Dettaglio intervista

Data:

04/03/2009


Dettaglio intervista

Creare un contact group ad hoc con la Russia. Per avere relazioni basate sulla cooperazione e non sul confronto con un Paese cruciale non soltanto per la questione energetica, ma per la geopolitica. E’ l’obiettivo del ministro degli Esteri Franco Frattini, che ieri al ministero a Roma ha ospitato l’European Strategy Group.

Cos’è questo gruppo di contatto?
“Un gruppo informale che nascerà con esperti di alto livello e che sarà aperto alla partecipazione di tutti i Paesi interessati, ovviamente con l’intesa dei russi. Intendo creare un foro permanente dove prevalga lo spirito favorevole alla collaborazione. Molti Paesi dell’Est europeo hanno verso la Russia un atteggiamento di fermezza, se non di chiusura. Ma la Russia è un partner strategico, lo devono capire tutta l’Europa e la Nato”.
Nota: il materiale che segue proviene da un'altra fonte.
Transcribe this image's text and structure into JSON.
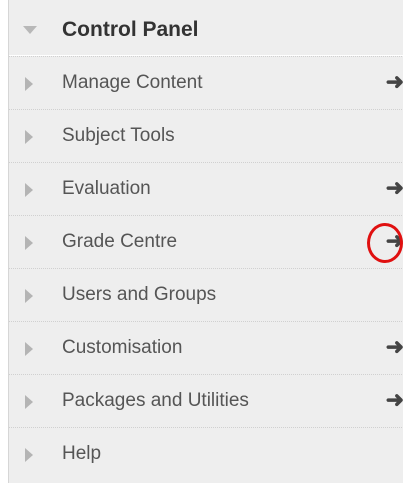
{
  "panel": {
    "title": "Control Panel",
    "items": [
      {
        "label": "Manage Content",
        "arrow": "➜",
        "has_arrow": true
      },
      {
        "label": "Subject Tools",
        "arrow": "",
        "has_arrow": false
      },
      {
        "label": "Evaluation",
        "arrow": "➜",
        "has_arrow": true
      },
      {
        "label": "Grade Centre",
        "arrow": "➜",
        "has_arrow": true
      },
      {
        "label": "Users and Groups",
        "arrow": "",
        "has_arrow": false
      },
      {
        "label": "Customisation",
        "arrow": "➜",
        "has_arrow": true
      },
      {
        "label": "Packages and Utilities",
        "arrow": "➜",
        "has_arrow": true
      },
      {
        "label": "Help",
        "arrow": "",
        "has_arrow": false
      }
    ]
  },
  "colors": {
    "panel_bg": "#eeeeee",
    "highlight": "#e01010",
    "title_text": "#333333",
    "item_text": "#555555"
  },
  "icons": {
    "header_expander": "caret-down-icon",
    "item_expander": "caret-right-icon",
    "item_link": "arrow-right-icon"
  }
}
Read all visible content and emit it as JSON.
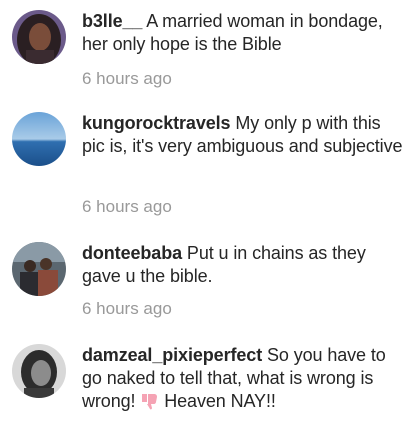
{
  "comments": [
    {
      "username": "b3lle__",
      "text": "A married woman in bondage, her only hope is the Bible",
      "time": "6 hours ago",
      "avatar": "woman-portrait"
    },
    {
      "username": "kungorocktravels",
      "text": "My only p with this pic is, it's very ambiguous and subjective",
      "time": "6 hours ago",
      "avatar": "sea-horizon"
    },
    {
      "username": "donteebaba",
      "text": "Put u in chains as they gave u the bible.",
      "time": "6 hours ago",
      "avatar": "group-photo"
    },
    {
      "username": "damzeal_pixieperfect",
      "text": "So you have to go naked to tell that, what is wrong is wrong!",
      "emoji": "thumbs-down-icon",
      "text_after_emoji": "Heaven NAY!!",
      "avatar": "woman-bw-portrait"
    }
  ],
  "colors": {
    "text": "#262626",
    "timestamp": "#999999",
    "emoji": "#f5a3b4"
  }
}
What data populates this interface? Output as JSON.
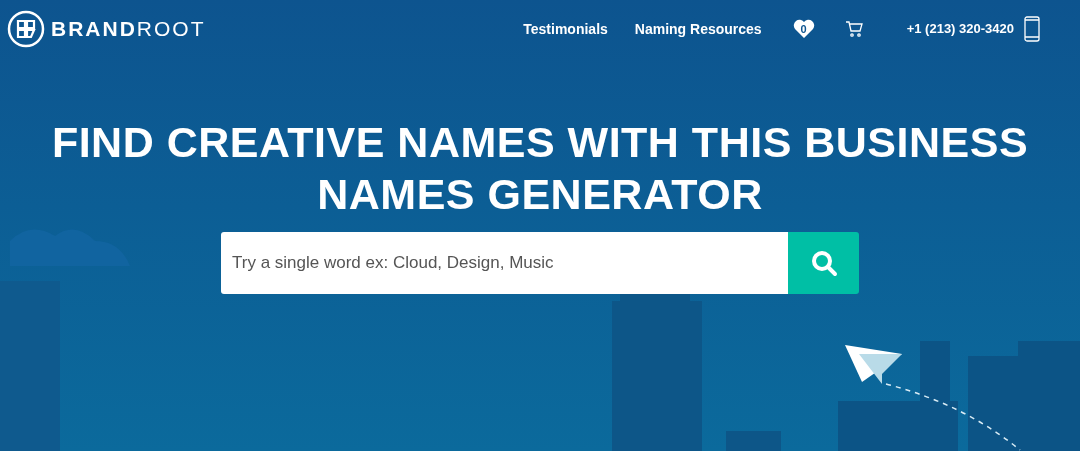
{
  "header": {
    "logo": "**BRAND**ROOT",
    "nav": [
      "Testimonials",
      "Naming Resources"
    ],
    "favorites_count": "0",
    "phone": "+1 (213) 320-3420"
  },
  "hero": {
    "title": "FIND CREATIVE NAMES WITH THIS BUSINESS NAMES GENERATOR",
    "search": {
      "placeholder": "Try a single word ex: Cloud, Design, Music"
    }
  }
}
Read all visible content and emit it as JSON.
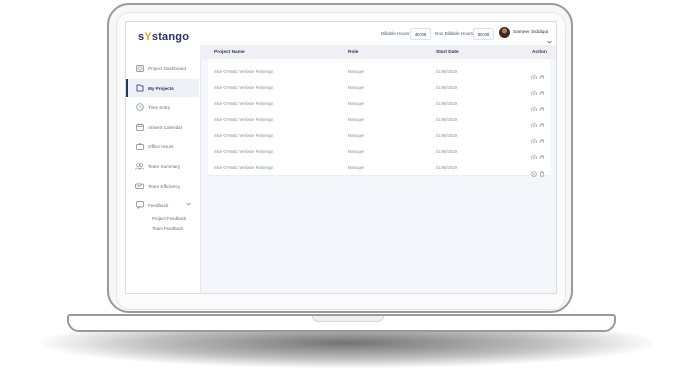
{
  "brand": {
    "logo_s": "s",
    "logo_y": "Y",
    "logo_rest": "stango"
  },
  "header": {
    "billable_label": "Billable Hours",
    "billable_value": "40:00",
    "non_billable_label": "Non Billable Hours",
    "non_billable_value": "00:00",
    "user_name": "Sameer Siddiqui"
  },
  "sidebar": {
    "items": [
      {
        "label": "Project Dashboard",
        "icon": "dashboard-icon"
      },
      {
        "label": "My Projects",
        "icon": "folder-icon",
        "active": true
      },
      {
        "label": "Time Entry",
        "icon": "clock-icon"
      },
      {
        "label": "Absent Calendar",
        "icon": "calendar-icon"
      },
      {
        "label": "Office Hours",
        "icon": "briefcase-icon"
      },
      {
        "label": "Team Summary",
        "icon": "team-icon"
      },
      {
        "label": "Team Efficiency",
        "icon": "efficiency-icon"
      },
      {
        "label": "Feedback",
        "icon": "feedback-icon"
      }
    ],
    "subitems": [
      {
        "label": "Project Feedback"
      },
      {
        "label": "Team Feedback"
      }
    ]
  },
  "table": {
    "columns": [
      "Project Name",
      "Role",
      "Start Date",
      "Action"
    ],
    "rows": [
      {
        "project": "Skin-O-Matic Website Redesign",
        "role": "Manager",
        "start": "01/08/2019"
      },
      {
        "project": "Skin-O-Matic Website Redesign",
        "role": "Manager",
        "start": "01/08/2019"
      },
      {
        "project": "Skin-O-Matic Website Redesign",
        "role": "Manager",
        "start": "01/08/2019"
      },
      {
        "project": "Skin-O-Matic Website Redesign",
        "role": "Manager",
        "start": "01/08/2019"
      },
      {
        "project": "Skin-O-Matic Website Redesign",
        "role": "Manager",
        "start": "01/08/2019"
      },
      {
        "project": "Skin-O-Matic Website Redesign",
        "role": "Manager",
        "start": "01/08/2019"
      },
      {
        "project": "Skin-O-Matic Website Redesign",
        "role": "Manager",
        "start": "01/08/2019"
      }
    ]
  },
  "colors": {
    "primary": "#27316b",
    "accent": "#f0a02a",
    "background": "#f4f6fb"
  }
}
L’Italia dunque vuole fare da “ponte” tra Occidente e Russia. Lo vuole essere anche tra Chiesa cattolica e Chiesa russa ortodossa, dopo la restituzione simbolica della chiesa di San Nicola a Bari al presidente Dimitry Medvedev?
“La riconciliazione tra le due Chiese è un risultato che tutti noi desideriamo ed eventi come quello di Bari sono una slancio formidabile. Abbiamo detto al premier russo Putin e a Medvedev che vedremmo con immensa emozione questo evento. Da cristiano cattolico sarei entusiasta di una riconciliazione definitiva. Faremo tutto quello che ci sarà richiesto di fare, ma gli Stati devono essere prudenti e pazienti. Il lavoro deve essere lasciato alle due Chiese. Ma se richiesto, noi agiremo”.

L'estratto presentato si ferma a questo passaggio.